Fire Dept is changing their first response for medical issues – they will not transport now in NC. Just ambulance services will transport. Hospital PPE supplies is good – over 90 days.
Local NC hospital has 16 ventilators. 8 hi flow O2 systems. Staffing is a concern.
Right now, most of hospitals are not allowing visitors.
Cases in most of the schools. Kindergarten and younger do very well with Covid. Most of the schools in NC will stay closed after Thanksgiving break and won’t open until January. That will be two 14 day cycles (28 days) to be safe after the holiday.
Curfew – not supposed to be out after 10 pm – 5 am, except for essential services. Not being enforced.
Currently restaurants in NC are suing the county because of closure orders.
Californa OSHA will come out with new recommendations with Covid considerations.
Significant outbreak sources are break rooms in businesses – recommended that masking be enforced and best to eat outside or another place with no one else around, open windows.
CDC travel advisory
For winter – recommending against travel for anything other than essentials. Could consider getting tested 1-3 days before travel and testing 3-5 days after.
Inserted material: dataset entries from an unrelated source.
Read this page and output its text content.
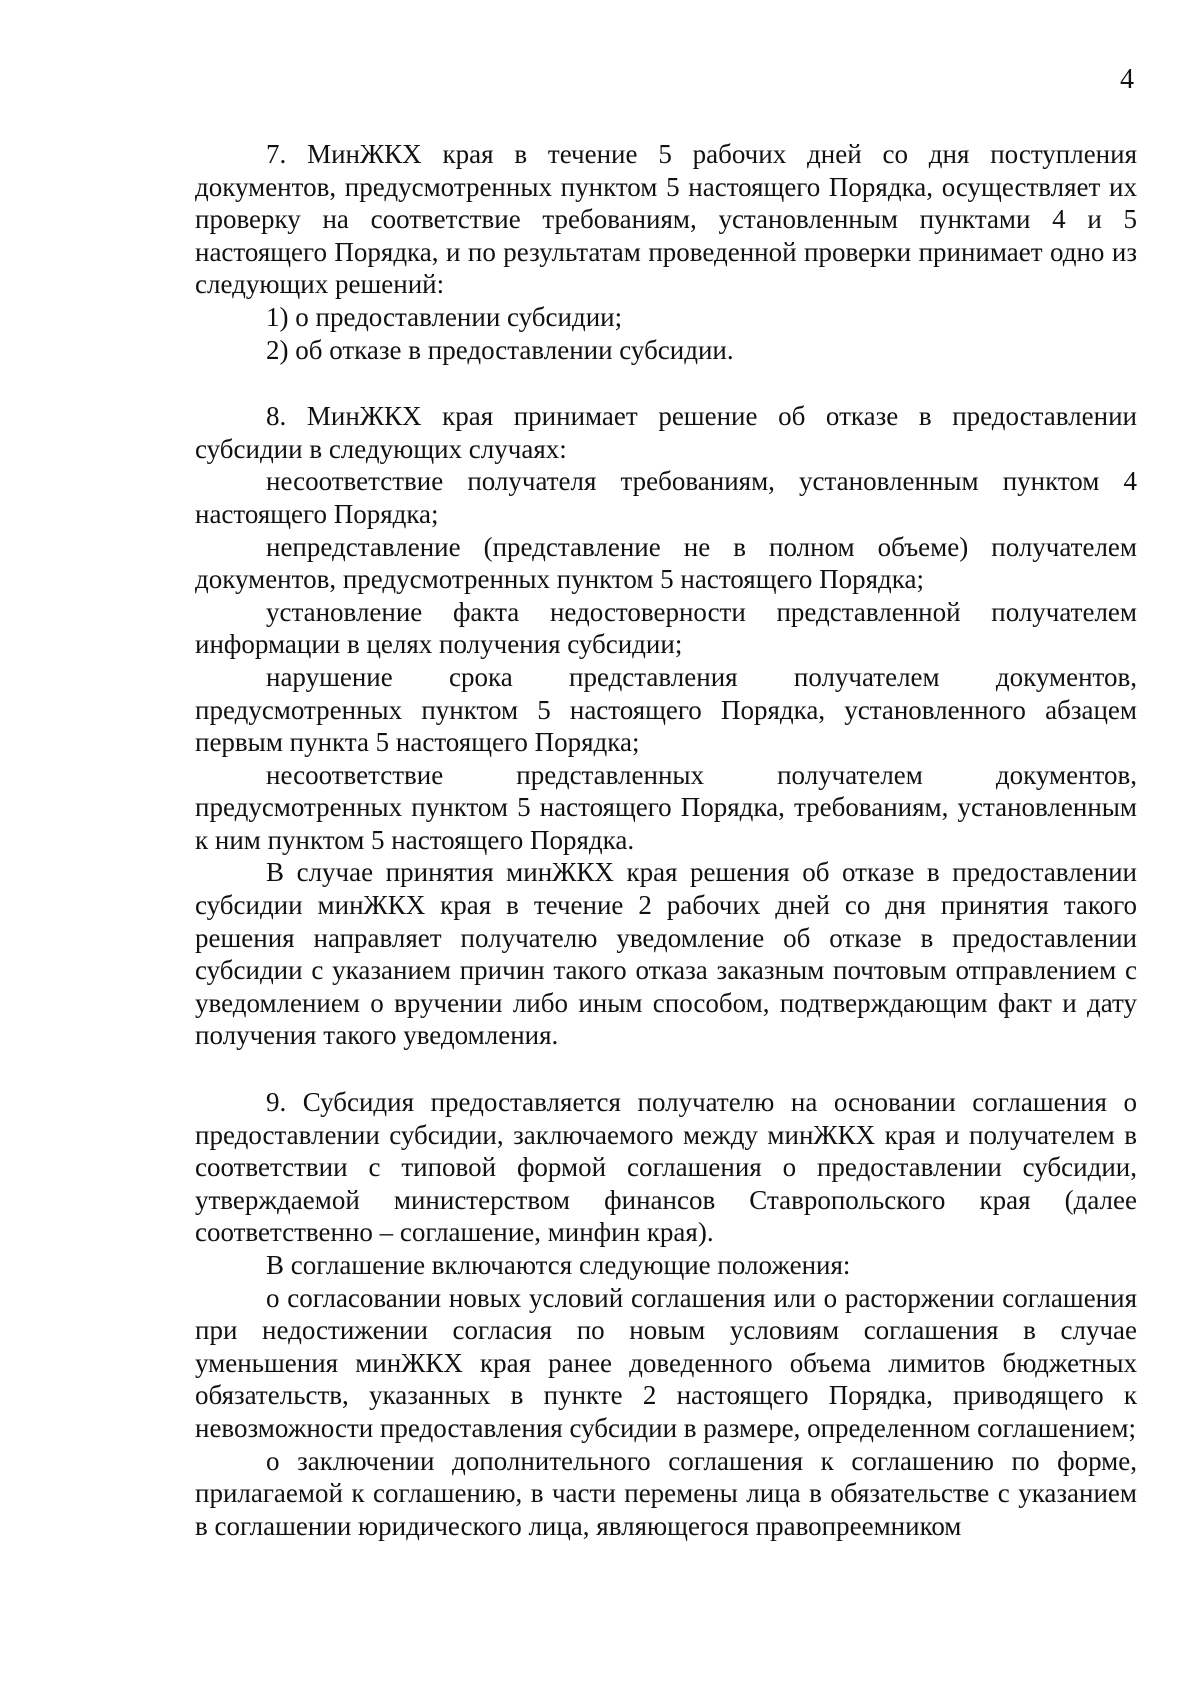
4

7. МинЖКХ края в течение 5 рабочих дней со дня поступления документов, предусмотренных пунктом 5 настоящего Порядка, осуществляет их проверку на соответствие требованиям, установленным пунктами 4 и 5 настоящего Порядка, и по результатам проведенной проверки принимает одно из следующих решений:

1) о предоставлении субсидии;

2) об отказе в предоставлении субсидии.

8. МинЖКХ края принимает решение об отказе в предоставлении субсидии в следующих случаях:

несоответствие получателя требованиям, установленным пунктом 4 настоящего Порядка;

непредставление (представление не в полном объеме) получателем документов, предусмотренных пунктом 5 настоящего Порядка;

установление факта недостоверности представленной получателем информации в целях получения субсидии;

нарушение срока представления получателем документов, предусмотренных пунктом 5 настоящего Порядка, установленного абзацем первым пункта 5 настоящего Порядка;

несоответствие представленных получателем документов, предусмотренных пунктом 5 настоящего Порядка, требованиям, установленным к ним пунктом 5 настоящего Порядка.

В случае принятия минЖКХ края решения об отказе в предоставлении субсидии минЖКХ края в течение 2 рабочих дней со дня принятия такого решения направляет получателю уведомление об отказе в предоставлении субсидии с указанием причин такого отказа заказным почтовым отправлением с уведомлением о вручении либо иным способом, подтверждающим факт и дату получения такого уведомления.

9. Субсидия предоставляется получателю на основании соглашения о предоставлении субсидии, заключаемого между минЖКХ края и получателем в соответствии с типовой формой соглашения о предоставлении субсидии, утверждаемой министерством финансов Ставропольского края (далее соответственно – соглашение, минфин края).

В соглашение включаются следующие положения:

о согласовании новых условий соглашения или о расторжении соглашения при недостижении согласия по новым условиям соглашения в случае уменьшения минЖКХ края ранее доведенного объема лимитов бюджетных обязательств, указанных в пункте 2 настоящего Порядка, приводящего к невозможности предоставления субсидии в размере, определенном соглашением;

о заключении дополнительного соглашения к соглашению по форме, прилагаемой к соглашению, в части перемены лица в обязательстве с указанием в соглашении юридического лица, являющегося правопреемником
Quarantine for at least 7 days with a negative test before coming out of quarantine if you must travel.
Ivermectin – still a potential outpatient oral medication. Cheap, well tolerated. Dosing is simple.
Jyotish and Devi – no news.
Q: Have N RNA vaccines been done before? What about long term safety studies? Should we be concerned about the lack of knowledge?
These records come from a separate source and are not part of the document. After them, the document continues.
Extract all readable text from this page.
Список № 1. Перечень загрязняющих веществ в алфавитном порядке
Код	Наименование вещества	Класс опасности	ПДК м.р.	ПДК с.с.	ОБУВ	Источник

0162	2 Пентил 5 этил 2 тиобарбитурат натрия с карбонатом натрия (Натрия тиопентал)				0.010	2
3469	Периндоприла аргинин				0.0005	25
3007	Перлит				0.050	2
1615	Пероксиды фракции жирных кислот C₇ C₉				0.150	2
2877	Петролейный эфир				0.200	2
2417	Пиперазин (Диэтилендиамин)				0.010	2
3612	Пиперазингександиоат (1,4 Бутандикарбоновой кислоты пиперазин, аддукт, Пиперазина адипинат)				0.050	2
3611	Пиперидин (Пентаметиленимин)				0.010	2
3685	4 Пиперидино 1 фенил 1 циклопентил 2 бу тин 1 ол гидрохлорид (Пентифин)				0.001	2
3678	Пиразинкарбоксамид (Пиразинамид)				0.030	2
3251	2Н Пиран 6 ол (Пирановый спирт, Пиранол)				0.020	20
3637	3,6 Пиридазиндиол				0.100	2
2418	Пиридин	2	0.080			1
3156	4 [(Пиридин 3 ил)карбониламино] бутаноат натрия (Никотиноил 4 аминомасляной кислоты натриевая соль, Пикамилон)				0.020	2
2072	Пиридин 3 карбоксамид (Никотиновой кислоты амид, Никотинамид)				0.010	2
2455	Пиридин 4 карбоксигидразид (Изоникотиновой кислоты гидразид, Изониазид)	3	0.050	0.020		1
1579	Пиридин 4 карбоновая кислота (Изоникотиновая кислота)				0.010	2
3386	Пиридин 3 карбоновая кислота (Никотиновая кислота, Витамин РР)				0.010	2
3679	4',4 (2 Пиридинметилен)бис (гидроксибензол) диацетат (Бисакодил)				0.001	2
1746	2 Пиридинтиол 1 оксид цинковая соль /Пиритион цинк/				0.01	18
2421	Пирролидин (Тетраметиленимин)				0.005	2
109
A: No, this is a novel approach. We do not have long term studies. There is concern about the lack of experience and knowledge in this field? I (Dr Peter) will probably take the vaccine because it it my duty to take care of people.
Q: Will the virus mutate and nullify the effectiveness of the vaccine?
A: Great Question! Remember the story of the virus that got into the minks and transmitted back to humans – that was a mutation. Don’t know if the vaccine would work.
Q: Do we have any information about the virus in other colonies?